An archive of more than 35,000 Sanborn maps is available free to view and download from the Library of Congress website, Almost no location is too small to have been recorded in these maps.

Railroad Maps Collection, 1828-1900

If you model the early steam era, the Library of Congress has another archive of railroad maps online. This collection catalogs railroad maps prior to the turn of the previous century. Most of the 635 maps in this collection show entire railroad systems, rather than detailed city views. Nonetheless, they are great for viewing overall routes and finding out what towns were served, giving you an idea of what Sanborn maps to look for to fill in the details.

Since they are free to view and download in high-resolution TIFF format, they’re good not only for research. You can also have them printed out and framed to decorate the walls of your train room or crew lounge.

Historic Map Works

This company claims to have 1.6 million vintage maps and other images available for browsing and purchase. I’m not going to check their math, but a quick browse shows they do have a whole lot. The collection is rather scattershot; while there are a lot of great, detailed maps from different time periods for mid-sized and larger cities, the chance that they have a map for your locale and your time period isn’t guaranteed. And not all of their maps show railroads, though the older the map, the more likely it does.

Their catalog is free to browse, and you can zoom in for great detail. Historic Map Works is a business, though, so you can’t download or easily screen-shot their maps without paying. But if you find they have just the map you need, buying a print is probably worth the investment.

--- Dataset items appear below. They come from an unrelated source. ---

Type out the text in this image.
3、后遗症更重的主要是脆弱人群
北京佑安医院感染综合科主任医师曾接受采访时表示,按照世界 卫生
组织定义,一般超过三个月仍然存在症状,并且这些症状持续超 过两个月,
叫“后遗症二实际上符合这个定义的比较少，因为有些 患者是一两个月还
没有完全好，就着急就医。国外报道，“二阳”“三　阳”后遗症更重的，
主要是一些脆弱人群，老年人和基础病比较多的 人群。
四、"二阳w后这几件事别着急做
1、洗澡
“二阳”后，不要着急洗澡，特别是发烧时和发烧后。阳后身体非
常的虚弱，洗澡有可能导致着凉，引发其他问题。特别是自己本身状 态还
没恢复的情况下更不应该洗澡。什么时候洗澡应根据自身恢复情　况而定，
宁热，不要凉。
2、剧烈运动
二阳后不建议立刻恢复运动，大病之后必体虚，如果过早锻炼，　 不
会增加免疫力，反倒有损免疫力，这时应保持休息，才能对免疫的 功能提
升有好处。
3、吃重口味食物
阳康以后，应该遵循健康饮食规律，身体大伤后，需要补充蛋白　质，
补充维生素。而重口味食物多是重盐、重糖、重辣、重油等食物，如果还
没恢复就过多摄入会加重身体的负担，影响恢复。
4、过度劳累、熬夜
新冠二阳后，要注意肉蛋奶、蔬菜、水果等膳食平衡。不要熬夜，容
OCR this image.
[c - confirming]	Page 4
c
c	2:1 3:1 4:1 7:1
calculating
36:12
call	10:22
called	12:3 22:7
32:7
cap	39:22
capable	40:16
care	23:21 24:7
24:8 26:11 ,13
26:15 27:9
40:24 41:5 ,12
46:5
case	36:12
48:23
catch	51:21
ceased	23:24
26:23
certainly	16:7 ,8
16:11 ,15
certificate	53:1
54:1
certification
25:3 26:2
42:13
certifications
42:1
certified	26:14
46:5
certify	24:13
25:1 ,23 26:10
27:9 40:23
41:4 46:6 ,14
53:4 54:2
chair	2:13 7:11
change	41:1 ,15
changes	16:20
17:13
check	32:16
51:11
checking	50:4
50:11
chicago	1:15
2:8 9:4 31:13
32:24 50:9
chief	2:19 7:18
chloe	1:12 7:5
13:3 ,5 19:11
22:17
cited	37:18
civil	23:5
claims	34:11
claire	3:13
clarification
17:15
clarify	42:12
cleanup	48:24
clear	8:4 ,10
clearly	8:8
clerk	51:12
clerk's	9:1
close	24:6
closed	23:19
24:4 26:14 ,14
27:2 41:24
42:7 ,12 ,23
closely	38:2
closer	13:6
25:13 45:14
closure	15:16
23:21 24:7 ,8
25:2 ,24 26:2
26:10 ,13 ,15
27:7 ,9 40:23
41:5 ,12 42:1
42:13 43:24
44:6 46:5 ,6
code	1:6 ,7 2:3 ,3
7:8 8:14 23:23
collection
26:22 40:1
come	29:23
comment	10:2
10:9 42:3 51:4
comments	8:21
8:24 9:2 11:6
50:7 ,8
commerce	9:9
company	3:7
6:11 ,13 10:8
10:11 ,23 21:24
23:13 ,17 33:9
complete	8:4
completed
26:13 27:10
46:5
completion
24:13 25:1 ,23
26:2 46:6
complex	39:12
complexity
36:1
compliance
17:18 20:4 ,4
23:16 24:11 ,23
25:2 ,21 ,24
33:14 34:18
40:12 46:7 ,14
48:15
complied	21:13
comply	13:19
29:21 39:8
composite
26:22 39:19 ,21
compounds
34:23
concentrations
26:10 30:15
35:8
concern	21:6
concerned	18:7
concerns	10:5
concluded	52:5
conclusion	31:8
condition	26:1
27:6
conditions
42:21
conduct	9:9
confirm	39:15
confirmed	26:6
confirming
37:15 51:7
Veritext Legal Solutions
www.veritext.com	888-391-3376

See Trains Magazine’s collection of Maps of the Month, online.

Open Railway Map

From olden days to the modern day, we turn to This crowdsourced effort, based on data from OpenStreetMap, seeks to map every inch of railway in the world. The result is stunningly complete and detailed, even mapping out rail yards in places as remote and inaccessible as Syria and North Korea. (For the most part the map lines stop at the borders of Afghanistan, but it seems that so do the rails.) But if you’re looking for something like the track arrangements in Kansas City Southern’s East St. Louis Yard, you can find it here, superimposed on an easy-to-read, detailed grayscale map. (Color is available, but adds more detail a railroader probably doesn’t need).

Major structures are identified by name on the map. There are even options to view the tracks’ maximum speeds, signaling, electrification, and gauge! Only the option to superimpose tracks on satellite photos could improve this resource, but in the meantime, you can just load Google Maps in another browser tab and flip back and forth.